The ceil-solution makes a lot of sense. I never considered the possibility of events that are shorter than the sample duration. I have to say though: if your events are so short, why model the duration at all? It makes the fitted timecourses much hard to interpret in my humble opinion.

What is the range of durations that your stimuli have?

eort commented 6 years ago

Yes, that is very true, and was also one of my concerns. Eventually, I went for it because I wouldn't know which other 'arbitrary' duration to use. And I hoped that if I oversampled the signal, the durations get more meaningful. With FIRDeconvolution, I used a factor of 4 for oversampling. Do you have a better alternative in mind?

What is the range of durations that your stimuli have?

500ms +- 200 maybe. Hardly ever more than 1 second. Those are actually saccade latencies.

Gilles86 commented 6 years ago

Hey Eduard,

There were a couple of things going on here. Indeed, the software did not allow for durations to be shorter than the sample length. To be honest I do not know why you would want this anyway (I had this discussion last week with @JvSlooten88 as well and today with @tknapen. I seem to be a minority).

Another issue is that I think your design matrix was singular and nideconv allows for this. However, you then get very weird results. From now on it will give an Exception.

Could you pull the latest master branch and have another go at your data?

Btw: do you know about 'GroupResponseFytter'? This should makes things a lot easier and now also supports Ridge Regression.

-Gilles

eort commented 6 years ago

Thanks! With the latest master branch it seems to work now.

do you know about 'GroupResponseFytter'? This should makes things a lot easier and now also supports Ridge Regression.

I saw it in the documentation, but it looked incomplete. Is it ready to use already? And what does the input look like? Onsets,durations, signal for each individual run, of the concatenated runs, or either?

And finally just to confirm, the oversampling parameter is primarily used for the visualization/extraction of the results, not for the actual fitting?

Thanks again, Eduard

JvSlooten88 commented 6 years ago

Hi Eduard,

I’m using GroupResponseFytter. If you like I can show you how the inputs should look like etc.

Joanne

On 21 Aug 2018, at 14:24, eort notifications@github.com wrote:

Thanks! With the latest master branch it seems to work now.

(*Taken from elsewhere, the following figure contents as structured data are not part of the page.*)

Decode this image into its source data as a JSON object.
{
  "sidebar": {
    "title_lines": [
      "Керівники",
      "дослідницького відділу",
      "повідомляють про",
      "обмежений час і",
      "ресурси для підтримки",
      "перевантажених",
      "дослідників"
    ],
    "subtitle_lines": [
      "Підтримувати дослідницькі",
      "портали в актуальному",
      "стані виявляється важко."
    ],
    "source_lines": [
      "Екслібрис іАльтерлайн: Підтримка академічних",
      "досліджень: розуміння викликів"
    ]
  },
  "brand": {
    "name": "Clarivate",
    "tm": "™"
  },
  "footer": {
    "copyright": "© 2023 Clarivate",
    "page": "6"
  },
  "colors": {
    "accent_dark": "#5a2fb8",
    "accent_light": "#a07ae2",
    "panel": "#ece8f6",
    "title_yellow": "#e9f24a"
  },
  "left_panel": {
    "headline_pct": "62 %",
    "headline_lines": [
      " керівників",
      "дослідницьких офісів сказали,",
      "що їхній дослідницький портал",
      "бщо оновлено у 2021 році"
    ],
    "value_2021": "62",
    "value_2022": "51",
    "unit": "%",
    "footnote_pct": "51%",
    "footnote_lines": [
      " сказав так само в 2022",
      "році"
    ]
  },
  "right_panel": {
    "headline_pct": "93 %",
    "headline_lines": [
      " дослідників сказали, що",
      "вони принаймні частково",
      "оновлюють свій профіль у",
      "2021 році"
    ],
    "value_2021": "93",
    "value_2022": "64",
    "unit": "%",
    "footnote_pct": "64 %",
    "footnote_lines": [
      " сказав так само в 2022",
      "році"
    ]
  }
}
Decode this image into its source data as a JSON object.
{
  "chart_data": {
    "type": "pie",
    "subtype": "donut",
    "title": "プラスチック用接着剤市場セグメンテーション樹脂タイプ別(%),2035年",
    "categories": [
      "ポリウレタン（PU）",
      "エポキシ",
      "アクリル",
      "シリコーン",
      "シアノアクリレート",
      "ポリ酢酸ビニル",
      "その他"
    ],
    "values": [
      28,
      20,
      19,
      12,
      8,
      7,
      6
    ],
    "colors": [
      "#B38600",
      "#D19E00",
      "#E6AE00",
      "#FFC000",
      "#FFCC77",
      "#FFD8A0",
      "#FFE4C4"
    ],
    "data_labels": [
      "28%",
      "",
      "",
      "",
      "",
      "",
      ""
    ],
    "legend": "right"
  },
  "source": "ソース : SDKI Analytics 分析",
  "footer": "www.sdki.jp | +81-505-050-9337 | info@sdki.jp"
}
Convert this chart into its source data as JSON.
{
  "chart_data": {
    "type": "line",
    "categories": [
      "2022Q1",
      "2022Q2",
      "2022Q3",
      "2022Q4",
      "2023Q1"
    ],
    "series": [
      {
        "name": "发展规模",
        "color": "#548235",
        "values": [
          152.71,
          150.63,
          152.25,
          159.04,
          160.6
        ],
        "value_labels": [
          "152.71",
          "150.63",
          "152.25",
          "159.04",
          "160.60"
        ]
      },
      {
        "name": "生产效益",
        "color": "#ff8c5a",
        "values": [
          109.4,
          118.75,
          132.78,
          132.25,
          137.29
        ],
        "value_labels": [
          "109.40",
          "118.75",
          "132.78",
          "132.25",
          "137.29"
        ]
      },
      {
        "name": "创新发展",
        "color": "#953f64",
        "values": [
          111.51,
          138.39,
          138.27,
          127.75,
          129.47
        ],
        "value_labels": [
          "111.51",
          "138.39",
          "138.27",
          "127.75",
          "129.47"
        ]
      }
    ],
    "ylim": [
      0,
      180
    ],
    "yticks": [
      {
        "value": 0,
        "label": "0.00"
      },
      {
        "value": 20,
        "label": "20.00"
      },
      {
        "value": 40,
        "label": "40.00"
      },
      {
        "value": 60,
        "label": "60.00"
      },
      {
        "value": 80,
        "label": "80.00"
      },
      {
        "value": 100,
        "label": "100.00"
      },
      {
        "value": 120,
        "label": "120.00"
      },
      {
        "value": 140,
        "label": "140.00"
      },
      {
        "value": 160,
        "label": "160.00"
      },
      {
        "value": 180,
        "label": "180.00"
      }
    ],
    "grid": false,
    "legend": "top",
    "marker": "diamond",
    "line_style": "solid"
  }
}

do you know about 'GroupResponseFytter'? This should makes things a lot easier and now also supports Ridge Regression.

I saw it in the documentation, but it looked incomplete. Is it ready to use already? And what does the input look like? Onsets,durations, signal for each individual run, of the concatenated runs, or either?

And finally just to confirm, the oversampling parameter is primarily used for the visualization/extraction of the results, not for the actual fitting?

Thanks again, Eduard

— You are receiving this because you were mentioned. Reply to this email directly, view it on GitHub https://github.com/VU-Cog-Sci/nideconv/issues/6#issuecomment-414655624, or mute the thread https://github.com/notifications/unsubscribe-auth/AILw7hAD9aE0P5LFPJao3joRY-sitMG-ks5uS_wagaJpZM4WFZMh.

eort commented 6 years ago

Thanks! That would be nice. I'll email you about it.

Eduard

Gilles86 commented 6 years ago

And finally just to confirm, the oversampling parameter is primarily used for the visualization/extraction of the results, not for the actual fitting?

No. It is also used when constructing the design matrix. The design matrix gets constructed at the sampling rate of the signal times the oversample factor. However, after this step, it is downsampled again to the sample rate of the signal. To see the difference: https://gist.github.com/11a3d95fcdb0fff78d018e31693fae12

I think it is a really bad idea to oversample your signal when fitting a model: then you sort of use two models. Again, I seem to be weird. If you want that you can do it yourself very easily.

eort commented 6 years ago

OK, I see. Again, coming from FIRDeconvolution I thought that oversampling comes along with the number of betas that correspond to the oversampled signal dimensions (at least when using FIR) and was confused. Thanks.